Even without changes in ArcPy, a user can start dodging cursor reference trouble right now by writing a few lines of adapter code.

class make_smarter:
    def __init__(self, cursor)
        self.cursor = cursor
    def __enter__(self):
        return self.cursor
    def __exit__(self, type, value, traceback):
        # self.cursor.close() would be better
        self.cursor.__del__()

with make_smarter(arcpy.SearchCursor("roads", '"TYPE" <> 4'))) as cur:
    for row in cur:
        print "Name: %s,  CFCC code: %s" % \
              (row.NAME, row.CFCC)

The make_smarter class is a "context guard" for the cur object. Its __enter__ method is called when the while block begins and its __exit__ method is called when the block ends, for whatever reason. Python's file object, since version 2.5, implements this very same protocol.

A context guard for writing data with ogr could be equally useful and hide the the unfortunately named method you call to flush data to disk.

class make_smartogr:
    def __init__(self, layer)
        self.layer = layer
    def __enter__(self):
        return self.layer
    def __exit__(self, type, value, traceback):
        self.layer.Destroy()

Take it from me, because I've felt the pain during development of Shapely: relying on the __del__ method of an object like ArcPy does – or does not (see comments), maybe it counts references, which I equally recommend against – will burn you sooner or later. The with statement adds dependability and safety to even the most straight forward data processing script.

Comments

Re: Get with it

Author: Kay

I noticed recently Spatial Analyst's raster-objects have similar problems. This is even worse in a way, as they are temporary files, that don't want to get deleted or overwritten before you set their object to None first.

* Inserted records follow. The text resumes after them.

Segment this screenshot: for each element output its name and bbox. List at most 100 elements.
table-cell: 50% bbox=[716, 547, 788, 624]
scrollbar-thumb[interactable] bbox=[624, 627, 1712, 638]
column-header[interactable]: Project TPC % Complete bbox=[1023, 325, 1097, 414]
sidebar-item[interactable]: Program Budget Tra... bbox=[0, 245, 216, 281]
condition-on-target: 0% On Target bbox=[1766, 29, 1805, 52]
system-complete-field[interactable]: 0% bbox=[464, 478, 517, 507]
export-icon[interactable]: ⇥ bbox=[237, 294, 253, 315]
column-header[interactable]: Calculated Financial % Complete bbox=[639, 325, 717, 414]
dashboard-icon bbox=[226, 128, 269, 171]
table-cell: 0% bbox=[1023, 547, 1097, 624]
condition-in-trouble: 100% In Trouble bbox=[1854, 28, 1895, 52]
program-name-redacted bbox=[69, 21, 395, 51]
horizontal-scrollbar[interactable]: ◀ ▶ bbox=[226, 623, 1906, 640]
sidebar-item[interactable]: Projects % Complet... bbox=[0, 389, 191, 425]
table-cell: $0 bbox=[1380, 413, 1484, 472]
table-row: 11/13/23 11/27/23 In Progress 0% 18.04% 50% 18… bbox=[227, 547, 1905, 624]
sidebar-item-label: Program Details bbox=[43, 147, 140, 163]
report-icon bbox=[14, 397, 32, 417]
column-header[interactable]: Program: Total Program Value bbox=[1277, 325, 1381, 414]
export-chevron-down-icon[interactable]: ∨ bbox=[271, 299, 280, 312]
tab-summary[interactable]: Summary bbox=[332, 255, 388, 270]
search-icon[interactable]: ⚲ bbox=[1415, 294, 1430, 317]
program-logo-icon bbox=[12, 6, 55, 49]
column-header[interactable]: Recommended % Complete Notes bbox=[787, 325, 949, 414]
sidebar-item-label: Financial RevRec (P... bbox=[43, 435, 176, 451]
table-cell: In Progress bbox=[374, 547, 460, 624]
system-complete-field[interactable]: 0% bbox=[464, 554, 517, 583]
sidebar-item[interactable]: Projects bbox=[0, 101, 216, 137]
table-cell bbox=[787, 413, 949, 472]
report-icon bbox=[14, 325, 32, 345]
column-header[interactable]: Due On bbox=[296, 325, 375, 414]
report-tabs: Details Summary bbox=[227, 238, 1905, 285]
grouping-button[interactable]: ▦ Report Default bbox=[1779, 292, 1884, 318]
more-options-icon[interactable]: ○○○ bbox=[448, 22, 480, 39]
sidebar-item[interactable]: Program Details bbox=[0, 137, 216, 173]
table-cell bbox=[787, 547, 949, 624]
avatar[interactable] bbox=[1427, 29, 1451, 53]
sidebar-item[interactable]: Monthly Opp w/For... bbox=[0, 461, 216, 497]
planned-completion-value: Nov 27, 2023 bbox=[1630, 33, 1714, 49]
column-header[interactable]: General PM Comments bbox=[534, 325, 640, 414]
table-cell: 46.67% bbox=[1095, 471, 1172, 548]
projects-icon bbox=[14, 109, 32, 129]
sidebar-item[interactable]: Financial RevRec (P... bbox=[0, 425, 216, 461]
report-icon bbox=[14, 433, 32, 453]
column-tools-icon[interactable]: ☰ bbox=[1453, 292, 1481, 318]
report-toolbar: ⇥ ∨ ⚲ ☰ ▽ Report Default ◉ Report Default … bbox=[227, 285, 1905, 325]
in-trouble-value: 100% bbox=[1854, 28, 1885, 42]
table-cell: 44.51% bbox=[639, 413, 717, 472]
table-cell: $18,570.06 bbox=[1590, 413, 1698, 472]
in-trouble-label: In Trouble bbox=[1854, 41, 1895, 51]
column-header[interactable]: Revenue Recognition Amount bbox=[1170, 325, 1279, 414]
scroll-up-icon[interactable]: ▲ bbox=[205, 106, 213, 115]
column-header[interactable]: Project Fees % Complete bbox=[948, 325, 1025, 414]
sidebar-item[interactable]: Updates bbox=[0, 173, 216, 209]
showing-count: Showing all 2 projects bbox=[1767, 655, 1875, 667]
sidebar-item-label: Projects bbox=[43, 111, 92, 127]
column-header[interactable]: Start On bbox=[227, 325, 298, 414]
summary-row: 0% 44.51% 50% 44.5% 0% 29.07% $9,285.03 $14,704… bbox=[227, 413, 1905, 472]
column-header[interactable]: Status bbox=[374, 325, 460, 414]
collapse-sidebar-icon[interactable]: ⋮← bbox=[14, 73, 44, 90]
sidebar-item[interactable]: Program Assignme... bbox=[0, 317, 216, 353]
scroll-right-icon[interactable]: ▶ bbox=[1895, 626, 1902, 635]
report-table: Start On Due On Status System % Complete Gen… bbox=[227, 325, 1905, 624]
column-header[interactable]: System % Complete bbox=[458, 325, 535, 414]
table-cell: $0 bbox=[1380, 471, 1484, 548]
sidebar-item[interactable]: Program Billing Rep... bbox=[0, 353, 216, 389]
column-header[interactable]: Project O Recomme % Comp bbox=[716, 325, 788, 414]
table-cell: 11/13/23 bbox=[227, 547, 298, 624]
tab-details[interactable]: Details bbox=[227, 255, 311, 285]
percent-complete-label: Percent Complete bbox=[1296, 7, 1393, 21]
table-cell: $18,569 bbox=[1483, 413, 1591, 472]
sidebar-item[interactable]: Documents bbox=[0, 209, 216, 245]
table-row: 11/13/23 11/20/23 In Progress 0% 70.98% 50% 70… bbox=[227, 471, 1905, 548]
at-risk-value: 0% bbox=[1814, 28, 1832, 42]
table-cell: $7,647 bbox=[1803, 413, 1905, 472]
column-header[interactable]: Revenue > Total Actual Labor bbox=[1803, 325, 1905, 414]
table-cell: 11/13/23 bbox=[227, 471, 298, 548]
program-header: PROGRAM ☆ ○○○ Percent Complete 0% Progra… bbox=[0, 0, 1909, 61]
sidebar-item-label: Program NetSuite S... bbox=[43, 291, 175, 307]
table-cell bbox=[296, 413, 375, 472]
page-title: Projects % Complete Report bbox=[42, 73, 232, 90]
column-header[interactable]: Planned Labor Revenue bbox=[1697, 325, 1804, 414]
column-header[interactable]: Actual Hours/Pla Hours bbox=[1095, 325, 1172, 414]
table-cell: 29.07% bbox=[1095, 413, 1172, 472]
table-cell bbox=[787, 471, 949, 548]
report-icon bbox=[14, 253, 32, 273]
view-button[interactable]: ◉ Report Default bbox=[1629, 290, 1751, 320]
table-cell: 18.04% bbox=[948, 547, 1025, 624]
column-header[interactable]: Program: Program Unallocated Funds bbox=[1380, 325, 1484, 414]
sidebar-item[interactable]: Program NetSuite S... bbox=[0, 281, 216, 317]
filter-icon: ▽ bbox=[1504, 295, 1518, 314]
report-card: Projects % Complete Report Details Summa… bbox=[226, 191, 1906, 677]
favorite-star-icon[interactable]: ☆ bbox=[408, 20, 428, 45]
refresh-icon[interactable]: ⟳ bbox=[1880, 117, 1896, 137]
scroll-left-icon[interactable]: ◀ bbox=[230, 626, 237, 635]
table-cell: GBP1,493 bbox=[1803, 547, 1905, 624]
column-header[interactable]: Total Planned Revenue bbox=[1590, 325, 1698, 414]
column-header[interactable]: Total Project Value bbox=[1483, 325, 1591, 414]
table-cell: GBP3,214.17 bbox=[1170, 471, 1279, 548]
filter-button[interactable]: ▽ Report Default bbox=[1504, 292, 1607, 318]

Doing something like this just doesn't work:

>>> raster += 5

So I have to do this:

>>> raster2 = raster + 5

>>> raster = None

>>> raster = raster2

>>> raster2 = None

I could just use numpy of course, then the first statement would work just fine.

Re: Get with it

Author: FMark

Hi Sean,

I like the idea, but have you actually tried this? It seems the

Cursor

object doesn't have a

__del__

method:

>>> c = arcpy.SearchCursor(a)
>>> c

>>> dir(c)
['__class__', '__delattr__', '__dict__', '__doc__', '__eq__', '__format__', '__getattribute__', '__hash__', '__init__',
'__iter__', '__module__', '__new__', '__reduce__', '__reduce_ex__', '__repr__', '__setattr__', '__sizeof__', '__str__',
'__subclasshook__', '__weakref__', '_arc_object', '_go', 'deleteRow', 'insertRow', 'newRow', 'next', 'reset', 'updateRow']
>>>

Re: Get with it

Author: Sean

No, haven't tried it. Maybe there's an lock owning attribute of the cursor with a __del__ of its own, or maybe not. I can imagine alternatives, but will stop guessing. Regardless, reference counting shouldn't be so visible in an API. The more explicit management of resources that I'm advocating remains the better way to go.

Re: Get with it

Author: FMark

I couldn't agree more. Especially since ESRI apparently went to so much trouble to make their API more pythonic.

Re: Get with it

Author: Jason Scheirer

This has already been implemented some for ArcGIS 10.1 with the new Data Access module cursors. Schema locking and object lifetime at the C++ level has gotten significantly more fine-grained across the board in the Python extensions.

Re: Get with it

Author: Sean

Fine-grained sounds good, but coarse or fine, a user shouldn't have to count references. At least not in Python ;)

Re: Get with it

Author: Jason Scheirer

Right, the new cursors both utilize the with statement to open/close connections and are smart enough, for example, to close the connection once a read cursor is exhausted (which is what I meant by finer-grained; the Python object no longer just a dumb holder of a reference to a C++ object that relies on __del__ to release). So no more dels and you can safely use with statements to handle cursors' schema locks.